Devotional April 29, 2011

Posted on April 29, 2011 by Dr. Jerry Rankin in Devotional Reflections

The recent Easter season was an incredible and emotional blessing. My church has a fantastic worship team; the music and drama made the resurrection of our Lord a realistic, personal experience. I have never participated in a more meaningful Lord’s Supper as it was conducted in the dramatized context of Maundy Thursday. The strong biblical preaching of my pastor elicited a deeper devotion to our Lord in response to the significant event we celebrated.

While all of this appropriately focused on our Lord’s victorious resurrection from the grave, it occurred to me that all of this should serve as a reminder of our own resurrection from the dead.  Just as Christ’s death on the cross was our death, paying the penalty of our sins, His resurrection provided for our resurrection to a new and transformed life.

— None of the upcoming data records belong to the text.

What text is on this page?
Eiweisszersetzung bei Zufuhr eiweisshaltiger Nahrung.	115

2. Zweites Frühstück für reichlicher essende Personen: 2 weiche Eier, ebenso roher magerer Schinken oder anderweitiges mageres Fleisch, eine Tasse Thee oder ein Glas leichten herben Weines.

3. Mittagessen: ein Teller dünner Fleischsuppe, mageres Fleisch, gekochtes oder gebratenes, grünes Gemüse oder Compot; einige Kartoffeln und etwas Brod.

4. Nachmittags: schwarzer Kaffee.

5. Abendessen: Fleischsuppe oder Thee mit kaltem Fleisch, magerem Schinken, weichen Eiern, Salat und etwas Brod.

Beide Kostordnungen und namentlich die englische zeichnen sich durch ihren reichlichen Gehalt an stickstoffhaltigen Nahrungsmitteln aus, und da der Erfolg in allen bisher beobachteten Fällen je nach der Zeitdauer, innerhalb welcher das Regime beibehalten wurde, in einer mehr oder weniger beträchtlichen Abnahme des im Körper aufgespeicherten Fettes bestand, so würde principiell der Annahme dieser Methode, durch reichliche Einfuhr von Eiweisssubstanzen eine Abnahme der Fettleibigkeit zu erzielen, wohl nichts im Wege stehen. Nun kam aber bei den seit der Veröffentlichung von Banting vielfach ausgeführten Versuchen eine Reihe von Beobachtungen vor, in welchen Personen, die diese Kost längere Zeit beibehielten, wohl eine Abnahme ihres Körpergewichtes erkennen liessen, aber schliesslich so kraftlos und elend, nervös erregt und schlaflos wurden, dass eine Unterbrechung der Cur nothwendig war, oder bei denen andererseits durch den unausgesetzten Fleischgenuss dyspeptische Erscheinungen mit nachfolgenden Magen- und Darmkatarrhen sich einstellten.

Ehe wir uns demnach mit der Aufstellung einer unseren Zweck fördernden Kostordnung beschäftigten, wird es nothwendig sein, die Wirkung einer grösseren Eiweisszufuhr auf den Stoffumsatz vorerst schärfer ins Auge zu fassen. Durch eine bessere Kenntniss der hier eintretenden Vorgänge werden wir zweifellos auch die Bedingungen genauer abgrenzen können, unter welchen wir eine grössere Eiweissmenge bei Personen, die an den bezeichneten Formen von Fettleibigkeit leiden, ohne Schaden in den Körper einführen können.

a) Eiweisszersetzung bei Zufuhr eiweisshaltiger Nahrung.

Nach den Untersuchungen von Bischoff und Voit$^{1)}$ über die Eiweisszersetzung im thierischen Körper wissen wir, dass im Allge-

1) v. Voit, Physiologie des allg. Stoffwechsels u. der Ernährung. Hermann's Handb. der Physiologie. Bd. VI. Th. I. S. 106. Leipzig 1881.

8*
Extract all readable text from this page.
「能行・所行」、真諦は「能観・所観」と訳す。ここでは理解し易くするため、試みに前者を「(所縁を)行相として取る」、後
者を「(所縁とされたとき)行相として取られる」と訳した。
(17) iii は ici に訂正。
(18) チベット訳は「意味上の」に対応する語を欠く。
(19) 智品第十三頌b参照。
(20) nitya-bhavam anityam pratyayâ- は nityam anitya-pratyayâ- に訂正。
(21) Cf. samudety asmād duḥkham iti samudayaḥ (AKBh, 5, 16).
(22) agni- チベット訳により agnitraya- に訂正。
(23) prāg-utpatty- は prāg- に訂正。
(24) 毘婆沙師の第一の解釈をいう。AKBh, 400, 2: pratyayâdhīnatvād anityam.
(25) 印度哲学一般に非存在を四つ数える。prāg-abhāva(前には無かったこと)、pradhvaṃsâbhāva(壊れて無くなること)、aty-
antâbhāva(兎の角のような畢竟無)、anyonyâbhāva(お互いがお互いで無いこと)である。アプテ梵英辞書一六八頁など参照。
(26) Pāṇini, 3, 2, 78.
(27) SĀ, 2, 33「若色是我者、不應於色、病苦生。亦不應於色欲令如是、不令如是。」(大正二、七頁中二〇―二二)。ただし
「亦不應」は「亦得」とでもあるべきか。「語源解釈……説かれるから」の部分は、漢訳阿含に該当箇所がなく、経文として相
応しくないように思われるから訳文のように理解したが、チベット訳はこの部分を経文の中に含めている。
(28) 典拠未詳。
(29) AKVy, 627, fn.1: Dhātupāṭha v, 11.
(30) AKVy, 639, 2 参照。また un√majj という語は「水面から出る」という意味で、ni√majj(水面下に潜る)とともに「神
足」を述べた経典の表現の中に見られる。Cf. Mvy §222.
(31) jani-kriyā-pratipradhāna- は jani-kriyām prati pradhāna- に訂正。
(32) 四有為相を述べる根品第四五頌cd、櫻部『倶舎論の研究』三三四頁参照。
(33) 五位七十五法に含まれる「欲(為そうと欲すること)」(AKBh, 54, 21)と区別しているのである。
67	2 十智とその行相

Christian believers seem to have no problem accepting the substitutionary death of Christ.  I would defy anyone to fully explain how the death of Jesus on the cross more than 2,000 years ago can effectually be the payment of death for my sins today, once and for all, but we believe it.  In fact, that belief is the foundation of our salvation.  However, we seem to ignore the accompanying reality of the substitutionary resurrection.  When we come to Christ in faith, accepting His death for salvation, we who were dead in trespasses and sins are resurrected to a new life in Him.

In the sixth chapter of Romans we are told that we are baptized, immersed, into His death…”in order that, just as Christ was raised from the dead by the glory of the Father, so we too may walk in a new way of life. For if we have been joined with Him in the likeness of His death, we will certainly also be in the likeness of His resurrection” (Rom. 6:4-5).

This is not referring to assurance of the future resurrection in heaven, but here and now in our mortal, fleshly bodies.  Paul goes on to explain this reality, “And if the Spirit of Him who raised Jesus from the dead lives in you, then He who raised Christ from the dead will also bring your mortal bodies to life through His Spirit who lives in you” (Rom. 8:11).

We who believe were a part of that glorious resurrection morning! It is awesome to realize that the resurrected Christ lives within us and has given to us a new, resurrected body. Nowhere is this more graphically portrayed than in Galatians 2:20—my favorite verse—“I have been crucified with Christ, and I no longer live, but Christ lives in me. The life I now live in the flesh, I live by faith in the Son of God who loved me and gave Himself for me.”